The first Entity = F=F= K2M (for code),   / . / 
a rebounding split cell, followed by a Kinetic / Masculine cell to close the Entity.
The second Entity merely has added Pïck-ups . / /
appreciable Symmetry, permitting but not forcing a repeat of the two Entities,
(in A and A'), a valid Melo-rhythmic structure.
Melo-harmony
A = M5661 and A' = M5664 (for code).
Only one 8-cell Harmonic Entity for the whole song,
Bars 1-6 and Bars 9-14 are identical (D / D, F#m G / D, G / D),
with Bars 7-8 cadencing as a Bridge to the DOMINANT (E7 / A7),
and with Bars 15-16 cadencing to the TONIC (A7 / D).
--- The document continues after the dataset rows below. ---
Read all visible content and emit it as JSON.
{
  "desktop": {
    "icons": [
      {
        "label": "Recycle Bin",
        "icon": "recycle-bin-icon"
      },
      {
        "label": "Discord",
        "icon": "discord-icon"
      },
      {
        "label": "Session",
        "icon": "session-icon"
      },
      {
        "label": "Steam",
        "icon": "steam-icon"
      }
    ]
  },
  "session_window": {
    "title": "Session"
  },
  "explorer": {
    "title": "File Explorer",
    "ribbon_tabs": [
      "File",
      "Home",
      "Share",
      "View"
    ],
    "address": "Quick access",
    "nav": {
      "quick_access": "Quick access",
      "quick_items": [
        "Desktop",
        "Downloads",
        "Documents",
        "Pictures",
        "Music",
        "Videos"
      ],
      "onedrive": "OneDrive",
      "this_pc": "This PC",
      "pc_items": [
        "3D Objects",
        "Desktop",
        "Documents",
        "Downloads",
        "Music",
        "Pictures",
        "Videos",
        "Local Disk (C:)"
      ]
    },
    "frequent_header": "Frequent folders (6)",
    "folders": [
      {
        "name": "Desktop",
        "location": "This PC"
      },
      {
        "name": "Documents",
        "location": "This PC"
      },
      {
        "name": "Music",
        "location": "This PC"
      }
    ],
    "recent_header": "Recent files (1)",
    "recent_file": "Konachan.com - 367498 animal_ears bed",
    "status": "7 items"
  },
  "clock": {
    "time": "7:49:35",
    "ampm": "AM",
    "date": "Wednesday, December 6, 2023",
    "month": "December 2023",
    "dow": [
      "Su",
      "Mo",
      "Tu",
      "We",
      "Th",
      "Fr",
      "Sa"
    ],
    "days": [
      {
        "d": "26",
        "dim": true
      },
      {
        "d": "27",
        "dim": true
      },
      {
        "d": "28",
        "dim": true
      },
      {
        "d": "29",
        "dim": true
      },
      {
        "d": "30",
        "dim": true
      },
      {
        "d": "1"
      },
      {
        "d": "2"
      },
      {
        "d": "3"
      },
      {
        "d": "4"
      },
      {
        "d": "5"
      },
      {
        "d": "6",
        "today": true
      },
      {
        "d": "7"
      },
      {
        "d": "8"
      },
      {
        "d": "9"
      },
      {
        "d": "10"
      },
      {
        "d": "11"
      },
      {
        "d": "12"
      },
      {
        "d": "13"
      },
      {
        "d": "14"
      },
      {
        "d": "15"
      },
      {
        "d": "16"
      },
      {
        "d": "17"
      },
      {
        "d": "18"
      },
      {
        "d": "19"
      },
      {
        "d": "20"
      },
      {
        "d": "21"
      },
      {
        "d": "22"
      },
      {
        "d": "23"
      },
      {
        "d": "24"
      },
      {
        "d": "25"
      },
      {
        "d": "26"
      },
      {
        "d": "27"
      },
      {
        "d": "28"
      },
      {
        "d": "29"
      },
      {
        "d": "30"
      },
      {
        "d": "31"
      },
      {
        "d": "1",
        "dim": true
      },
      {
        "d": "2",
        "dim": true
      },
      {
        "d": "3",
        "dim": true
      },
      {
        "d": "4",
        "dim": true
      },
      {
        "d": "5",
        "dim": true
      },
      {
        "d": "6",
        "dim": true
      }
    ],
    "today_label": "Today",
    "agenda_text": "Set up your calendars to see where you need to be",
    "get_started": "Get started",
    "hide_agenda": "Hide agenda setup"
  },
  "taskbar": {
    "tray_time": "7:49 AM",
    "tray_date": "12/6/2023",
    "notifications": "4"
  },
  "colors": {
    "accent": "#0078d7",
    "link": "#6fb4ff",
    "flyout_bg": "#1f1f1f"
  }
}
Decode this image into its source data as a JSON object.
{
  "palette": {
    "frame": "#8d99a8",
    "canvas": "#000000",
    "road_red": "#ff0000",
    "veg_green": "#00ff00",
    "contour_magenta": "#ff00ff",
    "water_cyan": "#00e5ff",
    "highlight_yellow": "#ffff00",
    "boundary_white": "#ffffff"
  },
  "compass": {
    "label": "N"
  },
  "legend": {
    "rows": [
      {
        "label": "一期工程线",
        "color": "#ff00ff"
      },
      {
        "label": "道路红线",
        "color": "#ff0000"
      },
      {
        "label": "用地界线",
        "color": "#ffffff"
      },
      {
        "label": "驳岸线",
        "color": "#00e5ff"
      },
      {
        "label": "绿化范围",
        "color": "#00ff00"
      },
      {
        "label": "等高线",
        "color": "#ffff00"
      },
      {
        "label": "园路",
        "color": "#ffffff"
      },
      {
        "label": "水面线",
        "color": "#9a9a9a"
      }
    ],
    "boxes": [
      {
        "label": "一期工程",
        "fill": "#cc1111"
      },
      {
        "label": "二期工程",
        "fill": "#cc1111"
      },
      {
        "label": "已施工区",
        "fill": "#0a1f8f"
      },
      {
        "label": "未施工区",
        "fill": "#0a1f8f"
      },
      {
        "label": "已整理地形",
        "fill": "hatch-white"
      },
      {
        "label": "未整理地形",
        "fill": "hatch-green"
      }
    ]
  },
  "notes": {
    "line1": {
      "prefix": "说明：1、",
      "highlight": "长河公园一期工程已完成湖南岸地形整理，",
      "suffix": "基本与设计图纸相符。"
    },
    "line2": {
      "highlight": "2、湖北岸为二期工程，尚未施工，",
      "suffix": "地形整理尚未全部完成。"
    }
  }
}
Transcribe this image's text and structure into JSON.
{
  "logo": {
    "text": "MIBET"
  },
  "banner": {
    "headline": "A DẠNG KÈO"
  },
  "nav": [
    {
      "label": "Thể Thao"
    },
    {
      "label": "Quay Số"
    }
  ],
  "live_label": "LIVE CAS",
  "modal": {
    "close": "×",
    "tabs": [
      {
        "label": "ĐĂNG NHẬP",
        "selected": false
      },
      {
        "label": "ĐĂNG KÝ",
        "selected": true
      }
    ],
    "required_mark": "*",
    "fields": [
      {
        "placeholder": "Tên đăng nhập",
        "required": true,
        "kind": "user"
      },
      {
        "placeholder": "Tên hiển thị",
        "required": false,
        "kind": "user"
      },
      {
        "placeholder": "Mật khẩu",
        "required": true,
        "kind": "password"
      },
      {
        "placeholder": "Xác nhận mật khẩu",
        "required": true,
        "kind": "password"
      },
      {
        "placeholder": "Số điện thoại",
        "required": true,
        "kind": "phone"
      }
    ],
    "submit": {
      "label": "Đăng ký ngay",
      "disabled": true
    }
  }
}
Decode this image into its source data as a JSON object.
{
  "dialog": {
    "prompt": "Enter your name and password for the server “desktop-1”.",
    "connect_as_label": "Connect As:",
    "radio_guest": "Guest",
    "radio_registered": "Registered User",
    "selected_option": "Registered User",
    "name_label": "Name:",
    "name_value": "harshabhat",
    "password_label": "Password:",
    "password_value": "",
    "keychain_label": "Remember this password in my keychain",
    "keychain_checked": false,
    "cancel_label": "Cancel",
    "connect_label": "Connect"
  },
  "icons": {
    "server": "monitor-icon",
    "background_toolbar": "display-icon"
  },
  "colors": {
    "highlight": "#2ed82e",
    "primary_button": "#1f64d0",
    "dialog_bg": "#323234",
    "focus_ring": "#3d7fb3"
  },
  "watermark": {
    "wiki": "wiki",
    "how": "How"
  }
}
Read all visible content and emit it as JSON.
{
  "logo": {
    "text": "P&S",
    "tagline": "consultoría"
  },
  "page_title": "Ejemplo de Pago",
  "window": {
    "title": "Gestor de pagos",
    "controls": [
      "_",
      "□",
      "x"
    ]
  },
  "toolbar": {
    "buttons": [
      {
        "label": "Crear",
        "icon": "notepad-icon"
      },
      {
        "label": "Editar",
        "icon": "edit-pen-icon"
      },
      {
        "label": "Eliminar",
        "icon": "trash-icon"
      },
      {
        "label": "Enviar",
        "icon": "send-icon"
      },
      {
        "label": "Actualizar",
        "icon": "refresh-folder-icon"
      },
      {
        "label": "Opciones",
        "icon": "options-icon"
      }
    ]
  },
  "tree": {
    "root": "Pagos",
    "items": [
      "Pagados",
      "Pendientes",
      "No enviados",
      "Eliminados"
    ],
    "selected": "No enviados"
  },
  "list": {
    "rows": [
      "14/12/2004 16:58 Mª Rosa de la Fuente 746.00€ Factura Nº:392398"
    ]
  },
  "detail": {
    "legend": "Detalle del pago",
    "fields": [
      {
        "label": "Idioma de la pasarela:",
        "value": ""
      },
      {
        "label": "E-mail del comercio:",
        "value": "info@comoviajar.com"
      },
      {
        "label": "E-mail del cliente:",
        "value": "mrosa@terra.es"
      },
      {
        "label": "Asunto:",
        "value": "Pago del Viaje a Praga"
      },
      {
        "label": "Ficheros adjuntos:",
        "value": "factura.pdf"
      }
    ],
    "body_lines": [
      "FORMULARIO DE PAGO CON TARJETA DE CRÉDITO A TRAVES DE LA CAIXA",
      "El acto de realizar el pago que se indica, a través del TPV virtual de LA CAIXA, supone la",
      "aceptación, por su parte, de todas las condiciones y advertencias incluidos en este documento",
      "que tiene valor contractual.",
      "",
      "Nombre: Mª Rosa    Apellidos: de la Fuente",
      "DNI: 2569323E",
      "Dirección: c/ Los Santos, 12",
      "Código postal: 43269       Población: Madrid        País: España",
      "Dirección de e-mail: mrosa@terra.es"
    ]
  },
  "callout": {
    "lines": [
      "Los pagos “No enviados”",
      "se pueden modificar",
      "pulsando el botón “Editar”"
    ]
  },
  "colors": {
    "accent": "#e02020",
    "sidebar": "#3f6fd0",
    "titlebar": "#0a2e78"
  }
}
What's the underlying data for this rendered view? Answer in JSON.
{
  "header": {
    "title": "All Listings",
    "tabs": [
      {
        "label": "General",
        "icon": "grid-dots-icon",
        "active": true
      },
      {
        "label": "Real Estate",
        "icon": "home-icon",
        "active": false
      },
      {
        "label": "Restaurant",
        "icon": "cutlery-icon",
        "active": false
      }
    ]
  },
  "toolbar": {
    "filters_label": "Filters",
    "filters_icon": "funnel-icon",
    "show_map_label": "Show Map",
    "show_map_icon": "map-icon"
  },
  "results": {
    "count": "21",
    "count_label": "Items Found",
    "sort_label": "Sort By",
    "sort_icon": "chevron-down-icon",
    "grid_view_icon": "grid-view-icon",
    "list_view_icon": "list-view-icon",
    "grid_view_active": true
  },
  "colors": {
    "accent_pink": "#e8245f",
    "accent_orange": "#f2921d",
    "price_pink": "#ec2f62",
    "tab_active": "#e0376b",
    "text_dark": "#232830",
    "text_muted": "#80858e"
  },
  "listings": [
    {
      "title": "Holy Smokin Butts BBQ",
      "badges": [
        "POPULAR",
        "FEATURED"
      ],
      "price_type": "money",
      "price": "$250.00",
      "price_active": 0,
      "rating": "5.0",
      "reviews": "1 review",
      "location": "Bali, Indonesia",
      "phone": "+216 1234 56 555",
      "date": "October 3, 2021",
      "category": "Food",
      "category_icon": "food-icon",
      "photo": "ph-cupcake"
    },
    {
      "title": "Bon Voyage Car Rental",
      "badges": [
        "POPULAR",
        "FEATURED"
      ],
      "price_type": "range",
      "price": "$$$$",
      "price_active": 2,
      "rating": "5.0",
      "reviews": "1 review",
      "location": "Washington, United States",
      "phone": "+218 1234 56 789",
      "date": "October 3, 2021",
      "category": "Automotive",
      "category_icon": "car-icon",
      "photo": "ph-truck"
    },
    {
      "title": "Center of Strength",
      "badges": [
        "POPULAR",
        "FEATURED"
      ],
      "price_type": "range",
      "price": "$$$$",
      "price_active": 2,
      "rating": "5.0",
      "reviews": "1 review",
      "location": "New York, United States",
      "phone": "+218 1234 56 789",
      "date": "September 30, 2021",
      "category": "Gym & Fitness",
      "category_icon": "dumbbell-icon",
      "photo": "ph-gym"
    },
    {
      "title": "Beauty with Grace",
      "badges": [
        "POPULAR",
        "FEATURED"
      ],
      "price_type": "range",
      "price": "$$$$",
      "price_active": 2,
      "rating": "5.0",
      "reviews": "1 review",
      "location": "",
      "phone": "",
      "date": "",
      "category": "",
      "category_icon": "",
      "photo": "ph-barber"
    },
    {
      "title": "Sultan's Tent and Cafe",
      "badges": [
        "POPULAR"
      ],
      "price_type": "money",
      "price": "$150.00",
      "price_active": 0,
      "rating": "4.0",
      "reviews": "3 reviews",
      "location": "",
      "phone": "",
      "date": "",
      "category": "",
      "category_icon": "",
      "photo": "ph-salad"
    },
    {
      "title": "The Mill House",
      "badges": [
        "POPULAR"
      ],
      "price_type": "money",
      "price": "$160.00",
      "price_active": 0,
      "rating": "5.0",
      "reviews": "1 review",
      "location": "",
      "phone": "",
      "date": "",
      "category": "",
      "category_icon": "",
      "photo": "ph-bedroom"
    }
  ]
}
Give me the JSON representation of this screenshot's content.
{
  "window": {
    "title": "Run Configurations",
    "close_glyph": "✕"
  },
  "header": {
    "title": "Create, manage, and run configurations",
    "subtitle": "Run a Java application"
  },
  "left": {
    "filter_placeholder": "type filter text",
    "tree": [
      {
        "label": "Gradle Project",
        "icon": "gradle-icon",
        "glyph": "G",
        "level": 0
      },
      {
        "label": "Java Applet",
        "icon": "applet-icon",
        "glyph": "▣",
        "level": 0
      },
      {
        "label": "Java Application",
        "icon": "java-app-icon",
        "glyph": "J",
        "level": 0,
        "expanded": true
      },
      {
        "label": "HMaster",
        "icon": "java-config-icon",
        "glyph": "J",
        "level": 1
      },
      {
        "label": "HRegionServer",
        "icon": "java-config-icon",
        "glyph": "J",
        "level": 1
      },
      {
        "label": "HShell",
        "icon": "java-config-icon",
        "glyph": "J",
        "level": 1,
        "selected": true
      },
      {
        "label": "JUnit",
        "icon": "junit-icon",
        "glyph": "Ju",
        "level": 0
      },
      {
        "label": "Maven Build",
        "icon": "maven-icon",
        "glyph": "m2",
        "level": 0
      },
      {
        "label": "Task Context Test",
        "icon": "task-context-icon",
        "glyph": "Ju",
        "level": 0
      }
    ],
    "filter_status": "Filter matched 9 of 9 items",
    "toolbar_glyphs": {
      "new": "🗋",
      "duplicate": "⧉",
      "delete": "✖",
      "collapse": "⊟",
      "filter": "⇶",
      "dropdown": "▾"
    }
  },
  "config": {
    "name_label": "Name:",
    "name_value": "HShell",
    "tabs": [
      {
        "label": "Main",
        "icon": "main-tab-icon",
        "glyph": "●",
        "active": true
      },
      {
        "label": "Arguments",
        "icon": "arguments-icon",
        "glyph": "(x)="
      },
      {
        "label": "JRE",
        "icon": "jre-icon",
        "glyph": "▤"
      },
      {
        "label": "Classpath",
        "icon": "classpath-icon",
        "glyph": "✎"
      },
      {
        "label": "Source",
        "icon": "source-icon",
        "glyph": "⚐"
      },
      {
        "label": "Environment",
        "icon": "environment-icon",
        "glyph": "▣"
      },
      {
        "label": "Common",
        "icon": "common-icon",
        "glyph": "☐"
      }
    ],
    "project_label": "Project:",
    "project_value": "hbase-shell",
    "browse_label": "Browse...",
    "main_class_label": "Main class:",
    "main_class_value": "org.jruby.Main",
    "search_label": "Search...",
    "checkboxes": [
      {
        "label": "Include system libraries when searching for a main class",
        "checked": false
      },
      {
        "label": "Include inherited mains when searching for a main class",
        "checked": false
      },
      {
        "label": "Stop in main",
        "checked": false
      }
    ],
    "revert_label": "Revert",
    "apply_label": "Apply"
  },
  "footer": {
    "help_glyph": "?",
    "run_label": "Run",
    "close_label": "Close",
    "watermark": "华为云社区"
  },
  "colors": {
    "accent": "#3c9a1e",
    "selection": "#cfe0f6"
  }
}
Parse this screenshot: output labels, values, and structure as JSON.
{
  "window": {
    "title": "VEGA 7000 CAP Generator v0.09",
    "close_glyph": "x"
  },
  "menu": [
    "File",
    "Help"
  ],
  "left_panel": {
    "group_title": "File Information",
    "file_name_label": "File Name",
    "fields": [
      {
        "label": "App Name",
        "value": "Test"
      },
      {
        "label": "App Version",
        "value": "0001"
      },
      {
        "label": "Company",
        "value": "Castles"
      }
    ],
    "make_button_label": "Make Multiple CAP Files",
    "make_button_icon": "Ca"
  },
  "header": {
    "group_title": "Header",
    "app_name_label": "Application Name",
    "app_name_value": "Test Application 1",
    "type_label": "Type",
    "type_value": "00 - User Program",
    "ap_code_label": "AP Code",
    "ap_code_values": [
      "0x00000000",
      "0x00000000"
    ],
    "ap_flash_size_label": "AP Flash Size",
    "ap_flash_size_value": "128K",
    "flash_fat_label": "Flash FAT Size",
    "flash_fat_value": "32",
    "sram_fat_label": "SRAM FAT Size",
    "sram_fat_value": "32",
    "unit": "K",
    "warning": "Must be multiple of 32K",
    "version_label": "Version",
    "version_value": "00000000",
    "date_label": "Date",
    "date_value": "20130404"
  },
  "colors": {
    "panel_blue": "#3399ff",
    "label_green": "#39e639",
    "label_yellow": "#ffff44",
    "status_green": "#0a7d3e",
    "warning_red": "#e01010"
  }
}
No problem or complication of Entities or Symmetry here either.
Melo-lines
One Orbit per bar.
Whatever precedes Orbit 2 is considered as Orbit 3 even if it is Orbit 1 or Orbit 0,
possible substitutions.
A = Orbit 2 / Orbit 2 \ Orbit 3 / Orbit 2 \ Orbit 3 / Orbit 2 \ Orbit 0 / Orbit 0 (for code),
F# / F# \ E / F# \ G / F# \ E / E
A' = Orbit 2 / Orbit 2 \ Orbit 3 / Orbit 2 \ Orbit 3 / Orbit 2 \ Orbit 1 / Orbit 1 (for code),
F# / F# \ E / F# \ G / F# \ E / D
No problem or complication of Entities or Symmetry here,
we are dealing with only one 8-cell Entity with appreciable Symmetry.
Review of Entities
In the complete A A',
Melo-rhythm has 4 2-cell entities of F=F= K2M,
Melo-harmony has 1 8-cell entity, M5661 5664
Melo-lines also has 1 8-cell entity, with Orbit 1 / Orbit 1 only at the end of the A'.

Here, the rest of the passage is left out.